Despite the unpredictable nature hovering the yet to be concluded trade deal between the United States and China, gold investors continue to express optimism that the outcome of the deal would bring the commodity to its normal trading figures after weeks of volatility.
Also, investors in most trading centres maintained shared optimism as spot gold fell by 0.3 percent at $1,504.21 per ounce while the U.S. gold future traded on a low by 0.3 percent at $1, 506.30.
A market analyst, Peter Fertig at Quantitative Commodity Research observed that investors of the precious metal are taking further steps for more risks on gold but remained adamant despite the unforeseeable outcome that could emerge at the end of the lingering trade war between the two world’s largest economies; the U.S. and China.
“Gold investors are leaving safe-havens and sailing into more risky waters,” Fertig said.
However, Fertig added that investors are not only interested for both countries to sign a deal to end the trade war but they are hoping that the deal itself should bring a clear signal of an improved economic activity that will cause gold to fall and come out of its current trading figures in past weeks.
Since the beginning of the dispute, global shares surge to a record high as investors are hoping that the U.S. government would relapse some of the fines imposed on Chinese goods.

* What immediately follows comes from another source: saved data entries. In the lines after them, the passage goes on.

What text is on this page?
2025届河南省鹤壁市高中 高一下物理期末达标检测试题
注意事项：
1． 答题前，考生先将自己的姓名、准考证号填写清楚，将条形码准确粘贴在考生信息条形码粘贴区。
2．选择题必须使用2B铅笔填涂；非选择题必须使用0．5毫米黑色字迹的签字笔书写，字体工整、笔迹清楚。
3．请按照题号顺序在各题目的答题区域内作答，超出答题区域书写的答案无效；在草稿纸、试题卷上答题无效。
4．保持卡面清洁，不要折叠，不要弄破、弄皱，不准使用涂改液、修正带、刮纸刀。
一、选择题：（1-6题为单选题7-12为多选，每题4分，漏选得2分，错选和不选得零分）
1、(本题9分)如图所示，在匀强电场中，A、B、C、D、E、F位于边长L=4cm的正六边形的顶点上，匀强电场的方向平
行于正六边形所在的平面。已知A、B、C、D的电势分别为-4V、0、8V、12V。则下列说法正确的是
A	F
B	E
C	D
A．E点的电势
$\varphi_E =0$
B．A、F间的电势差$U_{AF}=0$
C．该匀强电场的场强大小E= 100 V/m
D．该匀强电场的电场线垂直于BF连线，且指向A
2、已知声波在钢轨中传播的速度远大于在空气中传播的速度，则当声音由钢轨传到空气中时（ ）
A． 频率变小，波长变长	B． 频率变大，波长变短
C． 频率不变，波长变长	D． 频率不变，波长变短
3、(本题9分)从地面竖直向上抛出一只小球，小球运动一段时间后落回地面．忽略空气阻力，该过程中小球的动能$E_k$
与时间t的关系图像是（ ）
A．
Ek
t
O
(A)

Fertig stressed that the idea of the U.S. Federal Reserve cutting the interest rates would no longer be necessary next year if the economy bounces back and that may be a major factor on the commodity.
“If the economy recovers as the US Federal Reserve expects, there might be no further rate cuts next year and that is another factor weighing currently on gold,” Fertig said.
Elsewhere, silver remained on course after trading at $18.05 per ounce while platinum fell by 0.2 percent at $934.25 per ounce.
Palladium rose 0.3 percent at $1,785.12 per ounce, after a slip by 1.5 percent in the previous trading session.
Analyst Giovanni Staunovo noted that palladium is likely to be bullish to motivate the flow in demand to sustain the growth level as supply is expected to be on a decline next year.